A quelle sauce (numérique) allons-nous être mangés? En Suisse comme en Europe, la bataille des données fait rage dans une hâte de mauvais augure pour la protection des données individuelles. Le traçage de l’épidémie justifie-t-il la violation massive de notre vie privée?

Photo Engin Akyurt, Unsplash

Je n’ai jamais rencontré Jacques Attali. Il s’en est fallu de peu, il y a de cela quelques années, lorsque j’aspirais à participer au développement du numérique en France. Une soirée avec un tel cerveau me ravirait, d’autant plus qu’il semble l’auteur de cette phrase prophétique:

«Une pandémie majeure fera alors surgir, mieux qu’aucun discours humanitaire ou écologique, la prise de conscience de la nécessité d’un altruisme, au moins intéressé. Et, même si, comme il faut évidemment l’espérer, cette crise n’est pas très grave, il ne faudra pas oublier, comme pour la crise économique, d’en tirer les leçons, afin qu’avant la prochaine — inévitable — on mette en place des mécanismes de prévention et de contrôle, ainsi que des processus logistiques de distribution équitable des médicaments et de vaccins.»

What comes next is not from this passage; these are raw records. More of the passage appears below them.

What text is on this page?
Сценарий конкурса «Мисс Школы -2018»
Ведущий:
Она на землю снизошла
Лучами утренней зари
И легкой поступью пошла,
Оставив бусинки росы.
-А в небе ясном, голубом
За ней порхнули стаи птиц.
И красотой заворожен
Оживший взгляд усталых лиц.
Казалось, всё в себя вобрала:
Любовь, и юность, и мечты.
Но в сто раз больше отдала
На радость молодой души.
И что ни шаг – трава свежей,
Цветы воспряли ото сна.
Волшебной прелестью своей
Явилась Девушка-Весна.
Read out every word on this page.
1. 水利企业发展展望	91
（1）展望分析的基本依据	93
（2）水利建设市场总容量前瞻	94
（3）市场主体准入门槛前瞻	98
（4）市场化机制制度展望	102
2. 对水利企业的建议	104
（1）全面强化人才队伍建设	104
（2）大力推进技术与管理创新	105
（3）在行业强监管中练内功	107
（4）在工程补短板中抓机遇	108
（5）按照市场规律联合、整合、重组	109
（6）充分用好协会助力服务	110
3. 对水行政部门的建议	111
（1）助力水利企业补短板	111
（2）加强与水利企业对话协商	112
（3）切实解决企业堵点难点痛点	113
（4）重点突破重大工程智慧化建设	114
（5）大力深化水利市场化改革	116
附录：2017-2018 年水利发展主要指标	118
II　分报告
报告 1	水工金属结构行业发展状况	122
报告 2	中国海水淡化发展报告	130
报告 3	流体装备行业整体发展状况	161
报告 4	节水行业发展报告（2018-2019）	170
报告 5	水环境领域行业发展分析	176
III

Parmi les mécanismes de lutte et de prévention d’une deuxième vague dont il nous est dit qu’elle s’avère inévitable figurent les applications de traçabilité. Sans vouloir entrer dans des détails techniques, deux modèles sont en cours de développement: le modèle centralisé et le modèle décentralisé. Avec le modèle centralisé, lorsqu’une personne est diagnostiquée malade, elle prévient un serveur central et c’est lui qui informe les autres téléphones. Le hic avec ce système, c’est que les données figurant sur le serveur central vont susciter des appétits divers et variés, tant des pirates informatiques que de tous ceux qui voudront exploiter ce véritable trésor.

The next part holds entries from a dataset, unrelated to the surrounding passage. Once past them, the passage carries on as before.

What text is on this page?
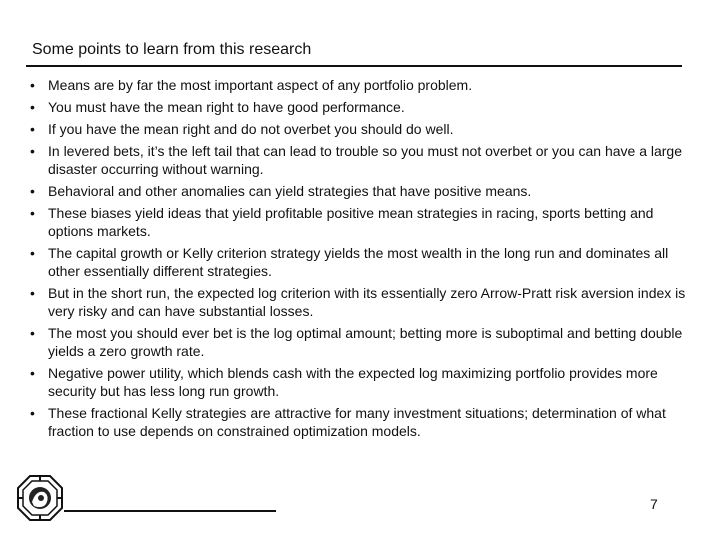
Some points to learn from this research
• Means are by far the most important aspect of any portfolio problem.
• You must have the mean right to have good performance.
• If you have the mean right and do not overbet you should do well.
• In levered bets, it’s the left tail that can lead to trouble so you must not overbet or you can have a large disaster occurring without warning.
• Behavioral and other anomalies can yield strategies that have positive means.
• These biases yield ideas that yield profitable positive mean strategies in racing, sports betting and options markets.
• The capital growth or Kelly criterion strategy yields the most wealth in the long run and dominates all other essentially different strategies.
• But in the short run, the expected log criterion with its essentially zero Arrow-Pratt risk aversion index is very risky and can have substantial losses.
• The most you should ever bet is the log optimal amount; betting more is suboptimal and betting double yields a zero growth rate.
• Negative power utility, which blends cash with the expected log maximizing portfolio provides more security but has less long run growth.
• These fractional Kelly strategies are attractive for many investment situations; determination of what fraction to use depends on constrained optimization models.
7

Exit donc la belle entente européenne qui avait prévalu aux prémices de la pandémie pour développer un système unique de traçabilité. La Suisse s’est retirée de ce projet dès la mi-avril 2020 et développe actuellement une application basée sur le modèle décentralisé. Dans cette configuration, sans passer par une base de données centralisée, ce sont les téléphones des personnes diagnostiquées atteintes du COVID-19 qui contactent directement les autres téléphones. Jusqu’ici donc, aucun grief ne peut être émis à l’endroit de ceux qui souhaitent pouvoir effectuer un suivi de la pandémie.

La situation se corse lorsque durant le développement de l’application Swiss PT (auparavant intitulée DP-3T), des voix s’élèvent pour critiquer la sécurité des données. Et ces voix dont celle des Professeurs Serge Vaudenay et Solange Ghernaouti émanent des milieux scientifiques, respectivement de personnalités reconnues pour leur sérieux. De collègues des équipes qui développent l’application. S’engage alors une querelle d’experts que je suis bien incapable d’arbitrer.

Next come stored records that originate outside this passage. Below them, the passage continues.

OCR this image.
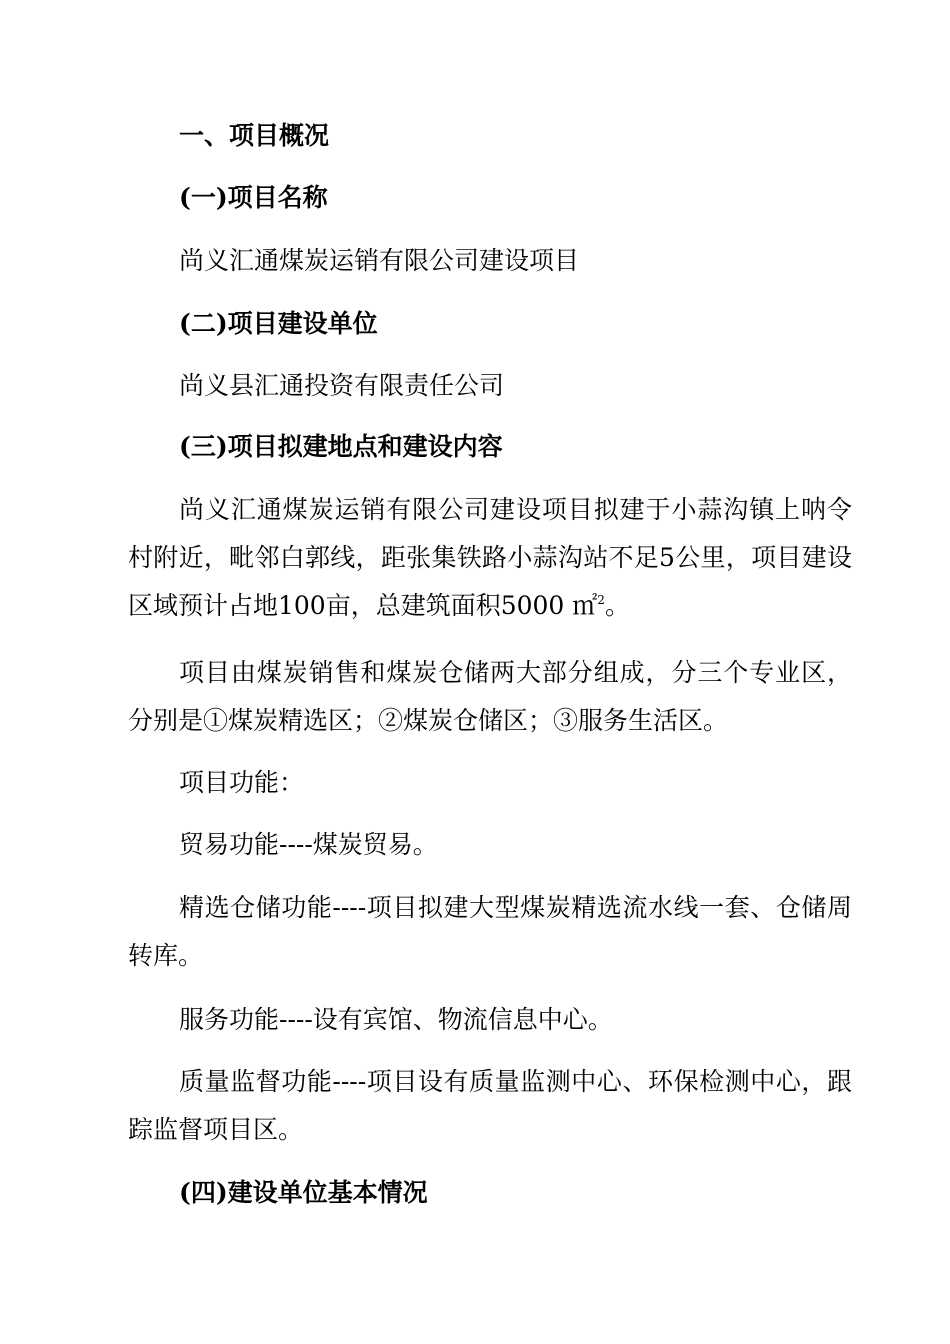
一、项目概况

(一)项目名称

尚义汇通煤炭运销有限公司建设项目

(二)项目建设单位

尚义县汇通投资有限责任公司

(三)项目拟建地点和建设内容

尚义汇通煤炭运销有限公司建设项目拟建于小蒜沟镇上呐令村附近，毗邻白郭线，距张集铁路小蒜沟站不足5公里，项目建设区域预计占地100亩，总建筑面积5000 ㎡$^2$。

项目由煤炭销售和煤炭仓储两大部分组成，分三个专业区，分别是①煤炭精选区；②煤炭仓储区；③服务生活区。

项目功能：

贸易功能----煤炭贸易。

精选仓储功能----项目拟建大型煤炭精选流水线一套、仓储周转库。

服务功能----设有宾馆、物流信息中心。

质量监督功能----项目设有质量监测中心、环保检测中心，跟踪监督项目区。

(四)建设单位基本情况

Dans une situation aussi sérieuse avec des données de millions de citoyens, données de surcroît sensibles, je suis d’avis que le principe de précaution doit s’appliquer. Cette appréhension est confortée par le fait que nous dépendons technologiquement de Google et d’Apple pour le fonctionnement de cette application. Permettez-moi également de faire part de mes doutes lorsque je lis dans un récent article de l’Illustré que l’équipe de recherche travaille de manière collaborative au moyen de l’application contestée Zoom, partage des documents sur Google Docs et qu’elle reconnaît textuellement que l’attente est trop grande, que la technologie utilisée (Bluetooth) n’est pas parfaite et qu’elle va passer à côté de certaines personnes. Bref, que l’application n’est pas la solution, mais un complément au traçage manuel.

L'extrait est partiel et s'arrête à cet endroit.